Make a full copy of all the active access structures. This copy is called the staging area and is identified by the global atomic variable
the_staging_code_index
.Update all access structures in the staging area to include the newly prepared module.
Schedule a thread progress event. That is a time in the future when all schedulers have yielded and executed a full memory barrier.
Suspend the loader process.
After thread progress, commit the staging area by assigning
the_staging_code_index
tothe_active_code_index
.Release the code load permission allowing other processes to stage new code.

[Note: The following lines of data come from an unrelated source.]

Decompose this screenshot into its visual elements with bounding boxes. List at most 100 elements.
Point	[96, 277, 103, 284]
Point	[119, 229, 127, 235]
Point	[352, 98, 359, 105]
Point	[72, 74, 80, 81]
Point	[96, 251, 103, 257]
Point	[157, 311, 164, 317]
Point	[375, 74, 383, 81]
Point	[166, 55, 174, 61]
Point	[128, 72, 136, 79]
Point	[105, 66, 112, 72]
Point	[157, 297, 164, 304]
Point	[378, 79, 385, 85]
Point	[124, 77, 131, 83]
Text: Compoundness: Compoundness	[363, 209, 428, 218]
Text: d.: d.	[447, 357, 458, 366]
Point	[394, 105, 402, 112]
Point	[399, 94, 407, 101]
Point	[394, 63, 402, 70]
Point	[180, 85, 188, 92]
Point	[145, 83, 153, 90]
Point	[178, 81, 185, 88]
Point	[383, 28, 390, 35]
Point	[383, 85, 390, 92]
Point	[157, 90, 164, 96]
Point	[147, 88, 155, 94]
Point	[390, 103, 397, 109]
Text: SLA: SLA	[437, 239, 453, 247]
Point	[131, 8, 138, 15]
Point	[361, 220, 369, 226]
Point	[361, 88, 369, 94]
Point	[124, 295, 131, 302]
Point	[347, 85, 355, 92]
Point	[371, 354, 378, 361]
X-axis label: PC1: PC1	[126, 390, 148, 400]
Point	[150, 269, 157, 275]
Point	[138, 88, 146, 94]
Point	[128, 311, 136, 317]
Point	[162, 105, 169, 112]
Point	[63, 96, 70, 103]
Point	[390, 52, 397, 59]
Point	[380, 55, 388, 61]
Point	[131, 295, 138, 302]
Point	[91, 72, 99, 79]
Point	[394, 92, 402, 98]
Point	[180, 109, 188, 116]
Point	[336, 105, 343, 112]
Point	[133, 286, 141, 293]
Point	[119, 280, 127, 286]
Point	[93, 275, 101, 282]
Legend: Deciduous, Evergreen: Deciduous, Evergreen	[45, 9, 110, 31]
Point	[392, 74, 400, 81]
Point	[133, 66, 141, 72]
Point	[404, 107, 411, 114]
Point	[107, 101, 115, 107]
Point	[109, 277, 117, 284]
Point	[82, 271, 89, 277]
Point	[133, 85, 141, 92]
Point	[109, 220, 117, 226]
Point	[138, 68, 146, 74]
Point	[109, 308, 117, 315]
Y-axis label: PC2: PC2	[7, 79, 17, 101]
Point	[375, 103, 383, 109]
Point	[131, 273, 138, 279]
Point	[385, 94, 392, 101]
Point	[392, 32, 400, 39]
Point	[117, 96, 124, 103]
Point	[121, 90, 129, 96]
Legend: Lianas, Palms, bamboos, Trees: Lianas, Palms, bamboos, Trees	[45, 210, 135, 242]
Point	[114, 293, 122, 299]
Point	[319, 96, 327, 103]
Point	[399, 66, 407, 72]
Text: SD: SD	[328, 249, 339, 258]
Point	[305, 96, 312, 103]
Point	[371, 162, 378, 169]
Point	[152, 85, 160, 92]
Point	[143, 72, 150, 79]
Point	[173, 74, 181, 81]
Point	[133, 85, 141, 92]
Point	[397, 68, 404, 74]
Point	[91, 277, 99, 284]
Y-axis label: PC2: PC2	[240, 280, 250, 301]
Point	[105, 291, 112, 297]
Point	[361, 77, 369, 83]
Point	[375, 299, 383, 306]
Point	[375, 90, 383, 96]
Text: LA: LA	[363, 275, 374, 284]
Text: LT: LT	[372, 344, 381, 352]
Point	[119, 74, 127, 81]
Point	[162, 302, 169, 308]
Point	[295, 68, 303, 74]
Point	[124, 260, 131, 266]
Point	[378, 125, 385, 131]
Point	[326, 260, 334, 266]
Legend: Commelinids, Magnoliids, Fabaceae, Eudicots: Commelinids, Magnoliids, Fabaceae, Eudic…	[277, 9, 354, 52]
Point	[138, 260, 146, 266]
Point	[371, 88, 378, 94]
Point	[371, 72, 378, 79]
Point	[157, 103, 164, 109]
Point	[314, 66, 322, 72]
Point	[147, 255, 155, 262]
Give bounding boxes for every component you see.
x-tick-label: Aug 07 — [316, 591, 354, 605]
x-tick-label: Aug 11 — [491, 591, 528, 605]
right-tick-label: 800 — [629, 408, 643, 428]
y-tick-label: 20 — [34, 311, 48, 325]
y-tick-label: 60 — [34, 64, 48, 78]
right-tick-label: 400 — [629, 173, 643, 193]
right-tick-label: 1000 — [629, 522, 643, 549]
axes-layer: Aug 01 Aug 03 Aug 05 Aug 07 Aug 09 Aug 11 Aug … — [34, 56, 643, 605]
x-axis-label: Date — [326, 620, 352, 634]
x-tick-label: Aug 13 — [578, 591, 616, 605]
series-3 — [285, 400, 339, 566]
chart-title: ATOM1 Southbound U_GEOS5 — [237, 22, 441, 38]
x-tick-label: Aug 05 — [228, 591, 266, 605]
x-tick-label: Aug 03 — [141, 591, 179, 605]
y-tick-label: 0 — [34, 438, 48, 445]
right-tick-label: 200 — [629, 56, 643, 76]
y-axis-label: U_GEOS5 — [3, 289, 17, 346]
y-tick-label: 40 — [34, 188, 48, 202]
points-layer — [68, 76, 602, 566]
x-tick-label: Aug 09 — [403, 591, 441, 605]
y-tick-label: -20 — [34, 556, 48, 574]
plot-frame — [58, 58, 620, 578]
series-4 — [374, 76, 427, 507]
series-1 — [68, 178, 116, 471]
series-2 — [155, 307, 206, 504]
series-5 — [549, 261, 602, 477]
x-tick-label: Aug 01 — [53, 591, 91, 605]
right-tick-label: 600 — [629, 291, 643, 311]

Resume the loader process allowing it to return from
erlang:finish_loading
.
Thread Progress
The waiting for thread progress in 4-6 is necessary in order for
processes to read the_active_code_index
atomic during normal
execution without any expensive memory barriers. When we write a new
value into the_active_code_index
in step 6, we know that all
schedulers will see an updated and consistent view of all the new
active access structures once they become reachable through
the_active_code_index
.
The total lack of memory barrier when reading the_active_code_index
has one interesting consequence however. Different processes may see
the new code at different point in time depending on when different
cores happen to refresh their hardware caches. This may sound unsafe
but it actually does not matter. The only property we must guarantee
is that the ability to see the new code must spread with process
communication. After receiving a message that was triggered by new
code, the receiver must be guaranteed to also see the new code. This
will be guaranteed as all types of process communication involves
memory barriers in order for the receiver to be sure to read what the
sender has written. This implicit memory barrier will then also make
sure that the receiver reads the new value of the_active_code_index
and thereby also sees the new code. This is true for all kinds of
inter process communication (TCP, ETS, process name registering,
tracing, drivers, NIFs, etc) not just Erlang messages.
Code Index Reuse
To optimize the copy operation in step 2, code access structures are
reused. In current solution we have three sets of code access
structures, identified by a code index of 0, 1 and 2. These indexes
are used in a round robin fashion. Instead of having to initialize a
completely new copy of all access structures for every load operation
we just have to update with the changes that have happened since the
last two code load operations. We could get by with only two code
indexes (0 and 1), but that would require yet another round of waiting
for thread progress before step 2 in the finish_loading
sequence. We
cannot start reusing a code index as staging area until we know that
no lingering scheduler thread is still using it as the active code
index. With three generations of code indexes, the waiting for thread
progress in step 4-6 will give this guarantee for us. Thread progress
will wait for all running schedulers to reschedule at least one
time. No ongoing execution reading code access structures reached from
an old value of the_active_code_index
can exist after a second round
of thread progress.
The design choice between two or three generations of code access structures is a trade-off between memory consumption and code loading latency.
A Consistent Code View
Some native BIFs may need to get a consistent snapshot view of the
active code. To do this it is important to only read
the_active_code_index
one time and then use that index value for all
code accessing during the BIF. If a load operation is executed in
parallel, reading the_active_code_index
a second time might result
in a different value, and thereby a different view of the code.